Yes - but you have to prove it. If you’ve previously tried the required generic and it failed, your doctor can file an exception citing "prior treatment failure." You’ll need medical records showing the drug was tried, the dosage used, and why it didn’t work. Insurers must approve exceptions in this case under federal and state laws.

How long does a step therapy exception take to get approved?

Legally, insurers must respond within 72 hours for standard requests and 24 hours for urgent cases. But in practice, many patients wait four to eight weeks. Some insurers drag their feet, especially if the paperwork is incomplete. If you’re in pain or your condition is worsening, call your insurer daily and ask for an expedited review.

What if my new insurance plan won’t cover my current medication?

You may have to restart step therapy - even if you’ve been on the same drug for years. That’s a major flaw in the system. You can file an exception based on "stability on current medication," but you’ll need documentation from your doctor proving you’ve been doing well. Some insurers offer temporary coverage while the exception is reviewed. Ask for it.

Are there ways to avoid step therapy altogether?

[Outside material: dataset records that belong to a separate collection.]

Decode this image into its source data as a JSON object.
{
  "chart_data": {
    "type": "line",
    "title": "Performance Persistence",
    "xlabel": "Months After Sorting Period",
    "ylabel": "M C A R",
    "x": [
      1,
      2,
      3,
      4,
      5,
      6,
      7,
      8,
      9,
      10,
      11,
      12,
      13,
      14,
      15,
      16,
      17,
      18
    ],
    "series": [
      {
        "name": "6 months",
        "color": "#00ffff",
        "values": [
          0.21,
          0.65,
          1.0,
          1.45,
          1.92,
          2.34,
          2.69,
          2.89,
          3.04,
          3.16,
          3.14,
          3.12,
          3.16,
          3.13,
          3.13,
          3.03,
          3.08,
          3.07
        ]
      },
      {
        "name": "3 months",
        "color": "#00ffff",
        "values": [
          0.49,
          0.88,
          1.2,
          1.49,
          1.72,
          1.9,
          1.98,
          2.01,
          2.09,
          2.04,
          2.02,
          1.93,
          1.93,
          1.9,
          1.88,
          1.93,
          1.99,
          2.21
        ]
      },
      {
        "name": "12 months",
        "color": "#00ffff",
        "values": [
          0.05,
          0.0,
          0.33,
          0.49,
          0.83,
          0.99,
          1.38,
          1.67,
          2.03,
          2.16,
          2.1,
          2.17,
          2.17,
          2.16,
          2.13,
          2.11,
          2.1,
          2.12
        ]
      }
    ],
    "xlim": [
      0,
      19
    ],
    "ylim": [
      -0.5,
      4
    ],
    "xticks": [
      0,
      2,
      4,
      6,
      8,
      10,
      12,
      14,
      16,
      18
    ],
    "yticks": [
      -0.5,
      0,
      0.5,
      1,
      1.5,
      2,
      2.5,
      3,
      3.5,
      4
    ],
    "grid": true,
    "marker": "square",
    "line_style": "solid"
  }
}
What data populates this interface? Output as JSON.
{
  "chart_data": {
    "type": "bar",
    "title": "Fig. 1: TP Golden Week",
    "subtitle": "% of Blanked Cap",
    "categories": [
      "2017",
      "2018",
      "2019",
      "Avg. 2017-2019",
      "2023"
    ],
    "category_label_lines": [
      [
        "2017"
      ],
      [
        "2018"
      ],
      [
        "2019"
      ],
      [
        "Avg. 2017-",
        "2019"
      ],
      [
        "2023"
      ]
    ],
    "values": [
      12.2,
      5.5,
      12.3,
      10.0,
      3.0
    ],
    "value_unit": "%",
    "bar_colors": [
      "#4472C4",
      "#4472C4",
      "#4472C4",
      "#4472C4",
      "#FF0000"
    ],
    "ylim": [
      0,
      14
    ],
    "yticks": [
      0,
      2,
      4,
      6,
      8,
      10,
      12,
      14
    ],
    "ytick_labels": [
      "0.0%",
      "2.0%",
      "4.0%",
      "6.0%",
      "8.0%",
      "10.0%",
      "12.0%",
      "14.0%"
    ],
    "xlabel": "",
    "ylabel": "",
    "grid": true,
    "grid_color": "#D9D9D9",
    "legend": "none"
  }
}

Sometimes. Many drug manufacturers offer patient assistance programs that provide free or low-cost medication if you meet income requirements. These programs often bypass insurance step therapy rules. Also, if you’re on Medicare Part D, step therapy rules are limited for certain drugs. Check with your pharmacy or the drugmaker’s website for help.

Can I appeal a step therapy denial?

Yes. Every insurer must have a formal appeals process. Start with a written appeal from your doctor. If that’s denied, you can request an external review by an independent third party. Most states require insurers to respond within 30 days. Keep copies of everything. If you’re still denied, contact your state’s insurance commissioner’s office - they can intervene.